Kifah Mahmood
TT

Baghdad... Disarmament or Control Over Arms?

A new narrative that deserves careful scrutiny is seeping into the debate over weapons in Iraq. The discussion is no longer about “disarming” the non-state actors that fall under the umbrella of the Popular Mobilization Forces (PMF) but rather about “controlling” these weapons and “placing them under the authority of the state.”

The fundamental distinctions between the two concepts should not be overlooked: disarmament implies dismantlement and termination, whereas control implies containment and repurposing. Strikingly, this shift in terminology is reportedly known to the United States. It is part of the framework of an “undeclared truce” that has prevailed since April 8 grounded in a simple principle: “Don’t threaten us, and we won’t attack you.”

The obvious question is: why would Washington, which has long championed the slogan of ending the “militias”, accept a formula that leaves the weapons intact and merely formalizes their link to the state?

The most persuasive answer, though it remains speculative, is that Washington seeks not so much to dismantle these forces as to domesticate them. A dismantled faction creates a vacuum that could be filled by groups that are even more radical and less controllable. A contained faction, as it is gradually integrated into a new security institution linked to the Commander-in-Chief of the Armed Forces, can be monitored and engaged with.

This would not represent a defeat for the factions in the traditional sense. It would recalibrate their position within the framework of the Iraqi state and perhaps the broader regional equation.

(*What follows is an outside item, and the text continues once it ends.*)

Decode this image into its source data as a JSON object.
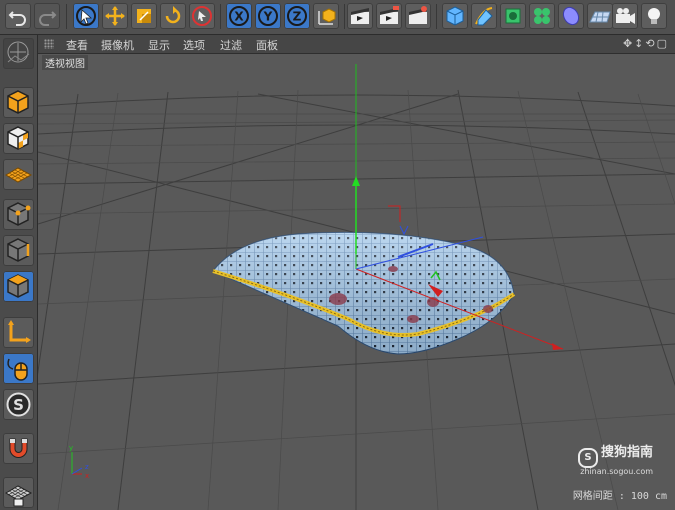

The broader context lends this hypothesis credibility. According to officials within the Coordination Framework, indirect talks between Baghdad and three or four armed factions are proceeding in two stages: first, a halt in attacks, and this has already been achieved; second, restricting weapons, not confiscating them. These officials insist that the decision is “purely Iraqi” and not the result of external pressure.

Yet, the very fact that foreign pressure is being denied proves that is a key element. If this were truly Iraq’s sovereign decision, there would be no need to make repeated assurances of its independence.

Washington publicly warned against allowing factions that had continued to launch attacks to join the new government. It also intervened openly to veto the nomination of Nouri al-Maliki before the premiership was ultimately entrusted to Ali al-Zaidi. When outside powers are drawing red lines around government formation, it is hard to imagine that the question of arms, the most critical issue of all, has been left entirely to domestic hands.

Yet, the most intriguing picture is neither in Washington nor in Baghdad, but in Tehran. These factions emerged and evolved as regional proxies of Tehran, and they reportedly carried out hundreds of attacks in support of Iran during the 40 days of the most recent war. The lingering question, then, is this: what if this arm is no longer treated as an untouchable strategic asset, but as a negotiable card?

Here, a harsh but apt metaphor comes to mind: sacrifice at the altar of uranium.

Iran is now engaged in difficult negotiations with Washington. We have seen consistent reporting on a framework based on extending a 60-day truce and reopening the Strait of Hormuz in exchange for an Iranian pledge, "in principle," to relinquish its stockpile of highly enriched uranium. Tehran, for its part, has been quick to deny any firm commitment to surrender this stockpile.

Whatever the truth may be, the nuclear program is no longer merely a technical issue. It has become something akin to the soul of the regime, the central pillar of its survival, the source of its bargaining power and strategic resilience.

With the nuclear question imbued with this sanctity, everything else becomes expendable. In this cold calculation, the Iraqi factions may be among the first offerings, not through outright abandonment but through a form of containment that reassures Washington while allowing Tehran to save face. No explicit dissolution, no public surrender, but rather a slow absorption into Iraqi state institutions that strips them of their function as offensive instruments and turns them into managed entities.

In this way, Tehran lays its sacrifice on the altar: giving up what appears to be its most valuable in the hope of receiving American flexibility on uranium enrichment.

Ultimately, however, this remains a speculative hypothesis rather than an established fact.

It is entirely possible that current developments reflect an Iraqi decision born of the Shiite community's exhaustion with bearing the costs of unchecked arms and of the emerging Zaidi government's desire to reassert the state's authority and legitimacy. Others will argue that Tehran does not, in fact, exercise decisive control over every faction, and that some groups may resist absorption and defy their patron.

All of these outcomes remain plausible, and none should be discounted in favor of a single narrative.

Taken together, the indicators - the shift in terminology from disarmament to control, the quiet truce with the Americans, Washington's role involvement in the formation of Iraq’s government, and the fact that this is all happening during a decisive moment in nuclear negotiations - form a thread that is hard to ignore.

What appears to be happening behind the scenes is a reshuffling of the cards: Washington is containing the proxies rather than breaking them; Tehran is bargaining rather than defending them; and Iraq, as has so often been the case in its modern history, remains the arena on which others draw their maps.